Regulators dance to the banks' tune

That Goldman Sachs, the world’s largest investment bank, is set to pay record bonuses that even exceed those made before the credit crunch, is only one sign that nothing has changed in the world of global finance. This comes hard on the heels of decisions by Alistair Darling and the European Union to leave the banking system more or less as it was before it collapsed gratefully into the arms of taxpayers.

Sachs, whose former executives include the US treasury secretary Timothy Geithner and his predecessor Henry Paulson – joint architects of the bail-outs – has reported record earnings for the second quarter and if it maintains these profit levels, bonus payouts for the year could reach a staggering $22 billion.

As Matt Taibbi, the fearsome US journalist, writes in a powerful article for Rolling Stone: “The first thing you need to know about Goldman Sachs is that it's everywhere. The world's most powerful investment bank is a great vampire squid wrapped around the face of humanity, relentlessly jamming its blood funnel into anything that smells like money.”

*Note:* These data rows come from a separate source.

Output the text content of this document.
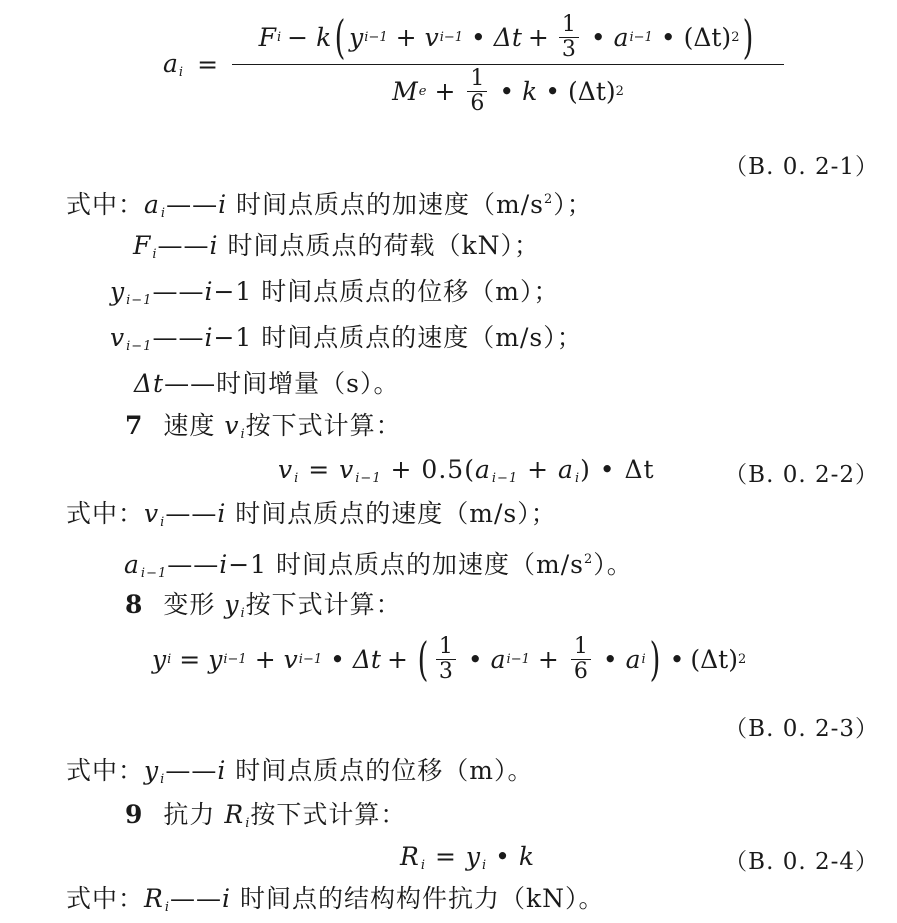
$a_i$ =
F i − k ( y i−1 + v i−1 • $\Delta t + \frac{1}{3}$ • a i−1 • (Δt) 2 )
M $e + \frac{1}{6}$ • k • (Δt) 2
（B. 0. 2-1）
式中：$a_i——i$ 时间点质点的加速度$(m/s^2)$；
$F_i——i$ 时间点质点的荷载（kN）；
$y_{i-1}——i-1$ 时间点质点的位移（m）；
$v_{i-1}——i-1$ 时间点质点的速度（m/s）；
Δt——时间增量（s）。
7 速度 $v_i$按下式计算：
$v_i = v_{i-1} + 0.5(a_{i-1} + a_i)$ • Δt	（B. 0. 2-2）
式中：$v_i——i$ 时间点质点的速度（m/s）；
$a_{i-1}——i-1$ 时间点质点的加速度$(m/s^2)$。
8 变形 $y_i$按下式计算：
y i = y i−1 + v i−1 • Δt + ( 1
3 • a $i-1 + \frac{1}{6}$ • a i ) • (Δt) 2
（B. 0. 2-3）
式中：$y_i——i$ 时间点质点的位移（m）。
9 抗力 $R_i$按下式计算：
$R_i = y_i$ • k	（B. 0. 2-4）
式中：$R_i——i$ 时间点的结构构件抗力（kN）。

All of which goes to show two things: how powerful banks like Goldman Sachs remain and how powerless governments and states are in relation to global financiers. Remember the pledges at the G20 summit in London in April? Obama and Brown et al committed themselves to regulate the banks so that the financial meltdown could not happen again. You would do well to remember that the summit began gathering on April Fool’s Day.

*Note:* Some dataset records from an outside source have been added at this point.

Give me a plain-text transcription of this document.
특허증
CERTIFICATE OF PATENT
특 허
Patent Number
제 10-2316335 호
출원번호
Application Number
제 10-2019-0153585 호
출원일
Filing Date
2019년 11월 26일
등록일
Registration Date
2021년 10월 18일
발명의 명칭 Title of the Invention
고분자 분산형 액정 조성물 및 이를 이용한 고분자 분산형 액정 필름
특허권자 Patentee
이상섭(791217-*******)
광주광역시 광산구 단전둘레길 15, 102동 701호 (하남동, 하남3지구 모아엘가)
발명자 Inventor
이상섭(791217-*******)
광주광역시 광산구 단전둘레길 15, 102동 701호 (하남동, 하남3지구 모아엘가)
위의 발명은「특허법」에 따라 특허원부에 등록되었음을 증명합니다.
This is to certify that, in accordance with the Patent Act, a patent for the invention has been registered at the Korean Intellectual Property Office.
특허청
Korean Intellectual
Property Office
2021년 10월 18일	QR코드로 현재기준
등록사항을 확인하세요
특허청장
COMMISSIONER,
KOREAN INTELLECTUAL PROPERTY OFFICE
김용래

The joke, made at our expense, is that the state will use taxpayers’ money to keep the banks afloat – Goldman, for example, got billions from the US government to cover losses incurred when insurance giant AIG went belly up – while only the most cosmetic regulatory changes will be introduced.

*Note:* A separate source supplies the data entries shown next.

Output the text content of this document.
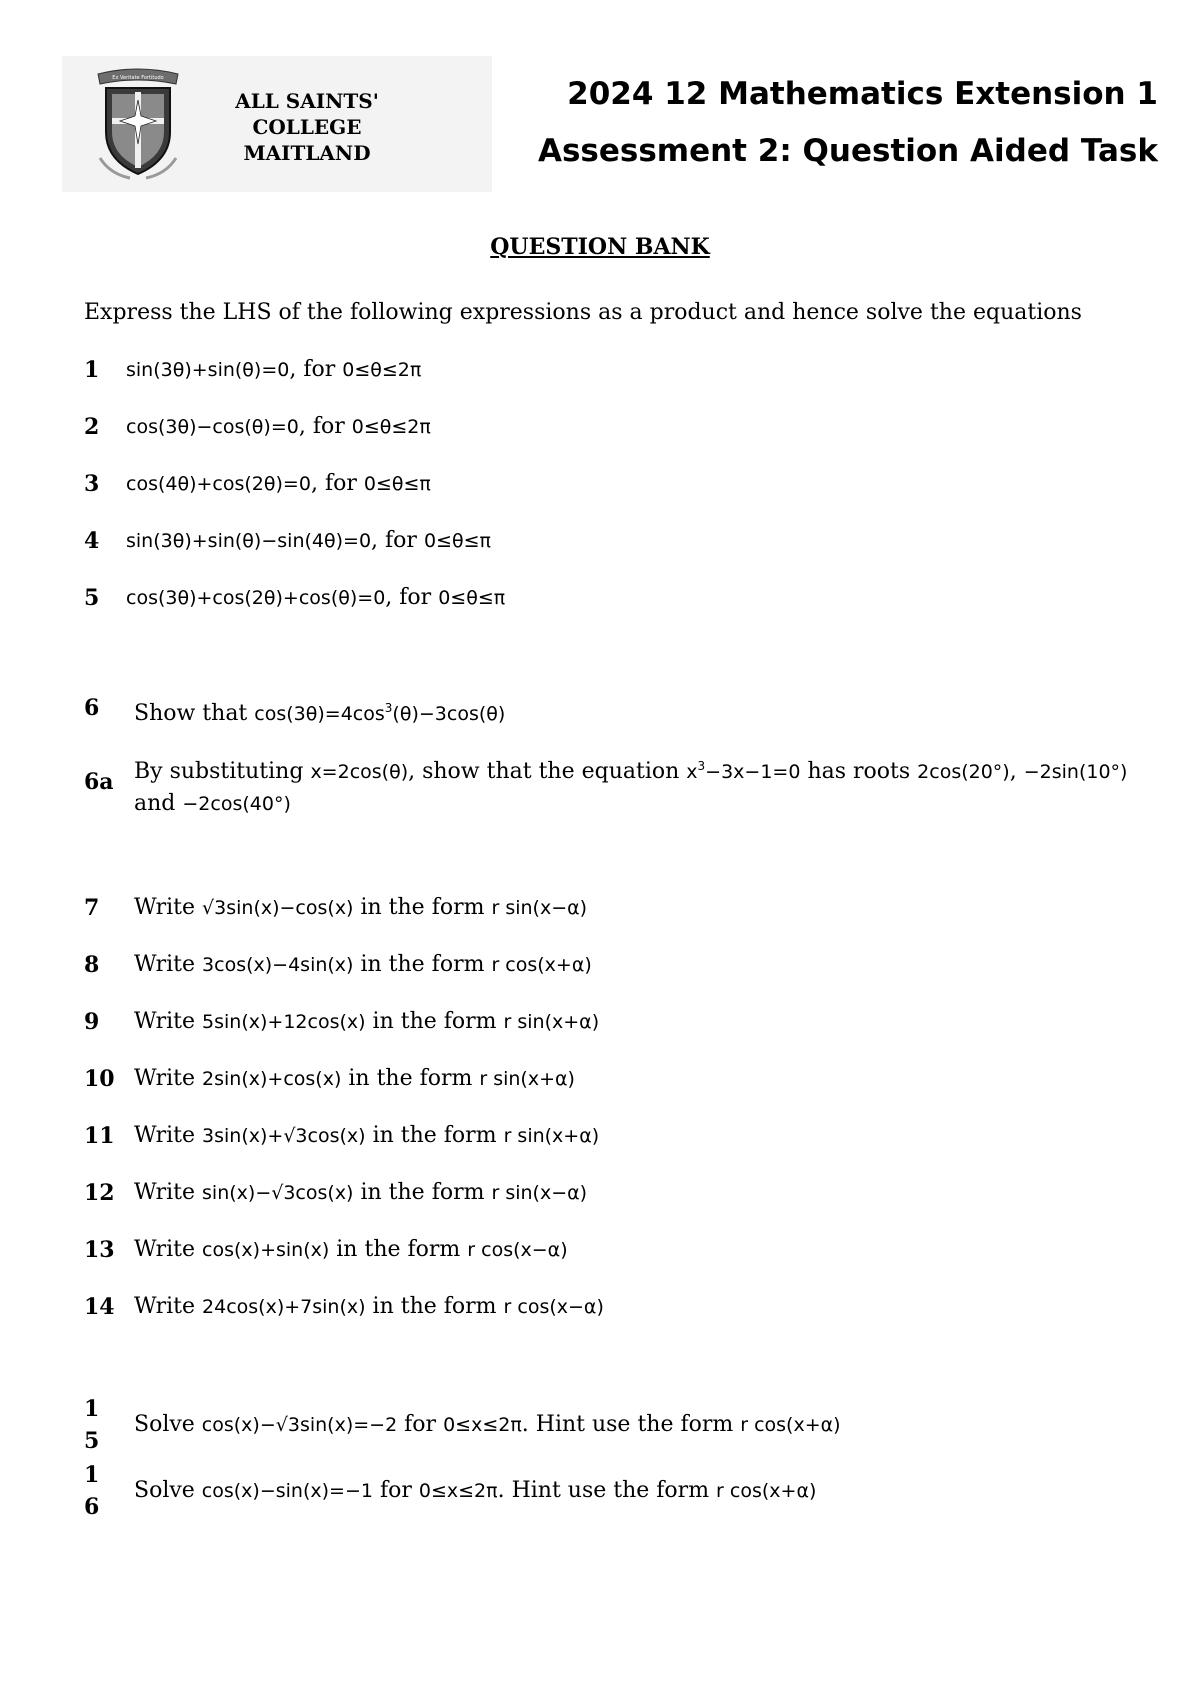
Ex Veritate Fortitudo
ALL SAINTS' COLLEGE
MAITLAND
2024 12 Mathematics Extension 1
Assessment 2: Question Aided Task
QUESTION BANK
Express the LHS of the following expressions as a product and hence solve the equations
1	sin(3θ)+sin(θ)=0, for 0≤θ≤2π
2	cos(3θ)−cos(θ)=0, for 0≤θ≤2π
3	cos(4θ)+cos(2θ)=0, for 0≤θ≤π
4	sin(3θ)+sin(θ)−sin(4θ)=0, for 0≤θ≤π
5	cos(3θ)+cos(2θ)+cos(θ)=0, for 0≤θ≤π
6	Show that $\cos(3\theta)=4\cos^3(\theta)-3\cos(\theta)$
6a By substituting x=2cos(θ), show that the equation $x^3-3x-1=0$ has roots 2cos(20°), −2sin(10°) and −2cos(40°)
7	Write √3sin(x)−cos(x) in the form r sin(x−α)
8	Write 3cos(x)−4sin(x) in the form r cos(x+α)
9	Write 5sin(x)+12cos(x) in the form r sin(x+α)
10 Write 2sin(x)+cos(x) in the form r sin(x+α)
11 Write 3sin(x)+√3cos(x) in the form r sin(x+α)
12 Write sin(x)−√3cos(x) in the form r sin(x−α)
13 Write cos(x)+sin(x) in the form r cos(x−α)
14 Write 24cos(x)+7sin(x) in the form r cos(x−α)
1
5
Solve cos(x)−√3sin(x)=−2 for 0≤x≤2π. Hint use the form r cos(x+α)
1
6
Solve cos(x)−sin(x)=−1 for 0≤x≤2π. Hint use the form r cos(x+α)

Last week, Alistair Darling, the chancellor, published a white paper on the future of banking. While acknowledging that any significant changes would have to be agreed globally, the white paper remains in favour of preserving what many see as a major cause of the collapse – the use by banks of arms-length “special vehicles” for the purposes of speculation.

Although the report is supposed to be dedicated to regulation, it adds that “the government is clear that the financial crisis was not caused by a lack of powers within the UK’s regulatory regime”. Not only that, but “the prime cause of the problem was the action (or, in many cases, inaction) of market participants”. A similar view is being taken by the European Union and by the Bank for International Settlements, leaving one commentator to suggest:

The message, then, is speculative business as usual, though at a higher capital cost. So the crazy habit of running the banking system as an off-balance sheet vehicle of the public sector may still be intact. To put it in the language of former Citigroup chief Chuck Prince, the regulators are still dancing. The taxpayer is still at risk.


What actually exists is an unholy alliance between regulators – aka the state – and the banking behemoths, which politicians like Brown and Obama orchestrate. The objective is to maintain and sustain capitalism at all costs, one of which is years of cuts in spending on essential public services to pay for the banking bail-outs. The moral of this story is there is not going to be a kinder, better regulated, fairer kind of global capitalism at the end of this crisis and the sooner that is understood and acted upon, the better.